Common scheduling configurations

Get started with some examples of common schedules:

Build datasets regularly

For this example, we want raw_taxi (cleaned) to update every weekday at 9 AM, and we want to build not just raw_taxi (cleaned) but also all of its upstream dependencies. We should configure our schedule as follows:

image-time-based-full-page

Build datasets when new data is available

For this example, we want the schedule to run whenever another dataset has been updated. We can use the same configuration as in the previous section, with one small modification. An event trigger should be chosen, selecting which dataset(s) on the graph you wish to trigger the update.

when-datasets-update

For more details on event-based schedules, see the event triggers documentation.

Advanced (multiple) trigger configurations

image-of-any-trigger-config image-of-or-trigger-config

For this example, we want Dataset D to update at 9 AM daily, but also whenever the dataset it depends on, Parent A, sees a change. According to the table of combinations for compound triggers, if we combine a time-based trigger with an event-based trigger through an OR, the dataset will build at time T, as well as when event E occurs.
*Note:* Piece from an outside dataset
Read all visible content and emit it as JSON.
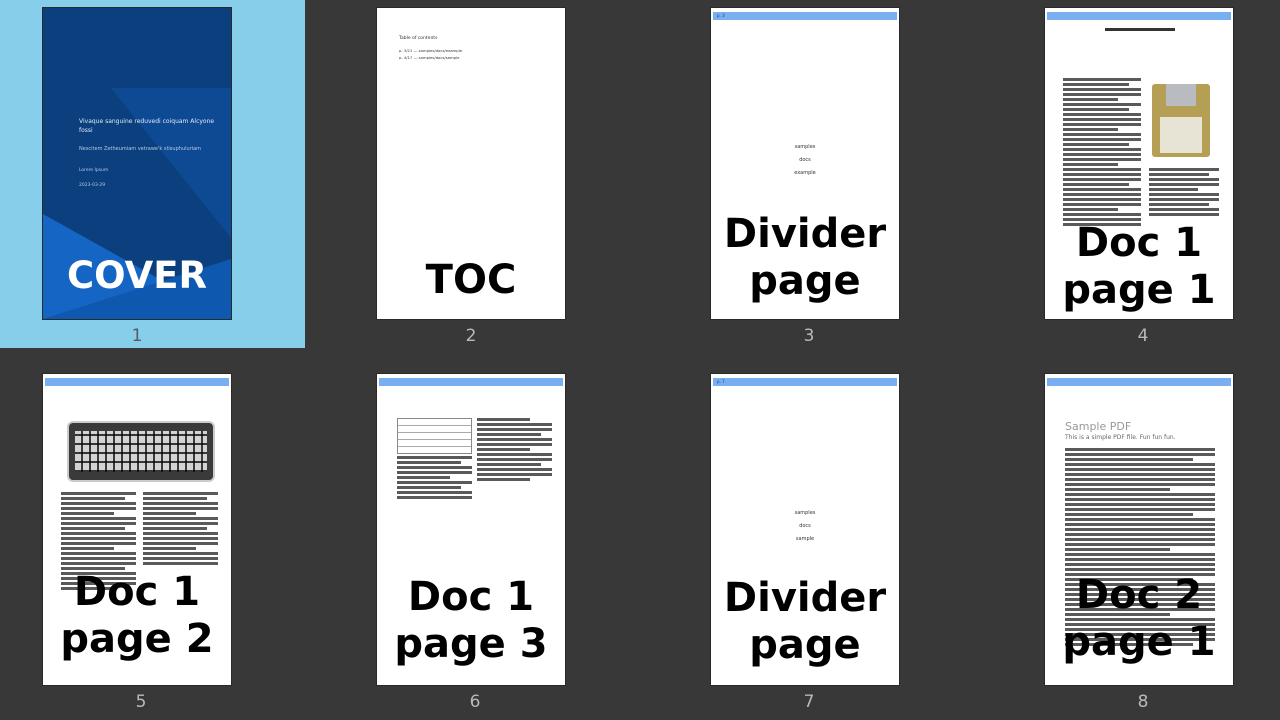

Therefore, we will set the dataset we want to schedule the build for to Dataset D, and add a time-based trigger for 9 AM with an event-based trigger that watches for any update on Parent A. Choosing "Any of these triggers", or an advanced configuration and adding an OR between the conditions, are equivalent in this case.

Update a dataset at a specific time only if its parent has been updated

image-of-all-trigger-config image-of-and-trigger-config

For this example, we want Dataset D to update at 9 AM daily, but only if the dataset it depends on, Parent A, has seen a change. According to the table of combinations for compound triggers, if we combine a time-based trigger with an event-based trigger through an AND, the dataset will build at time T if event E has previously occurred. Therefore, we will set the dataset we want to schedule the build for to Dataset D, and add a time-based trigger for 9 AM with an event-based trigger that watches for any update on Parent A. Choosing "All of these triggers" or an advanced configuration and adding an AND between the conditions, are equivalent in this case.

This configuration does not limit the time window in which Parent A has been updated. Whether it was updated at 8:55 AM on the same day or at 9:10 AM the day before, the event-based trigger will evaluate to TRUE at 9 AM, causing all criteria to be met and the schedule to run. This means that if Parent A is consistently updating after 9 AM, e.g. at 9:10 AM every day, then Dataset D will be built daily at 9 AM, with data from Parent A that is 23 hours and 50 minutes old.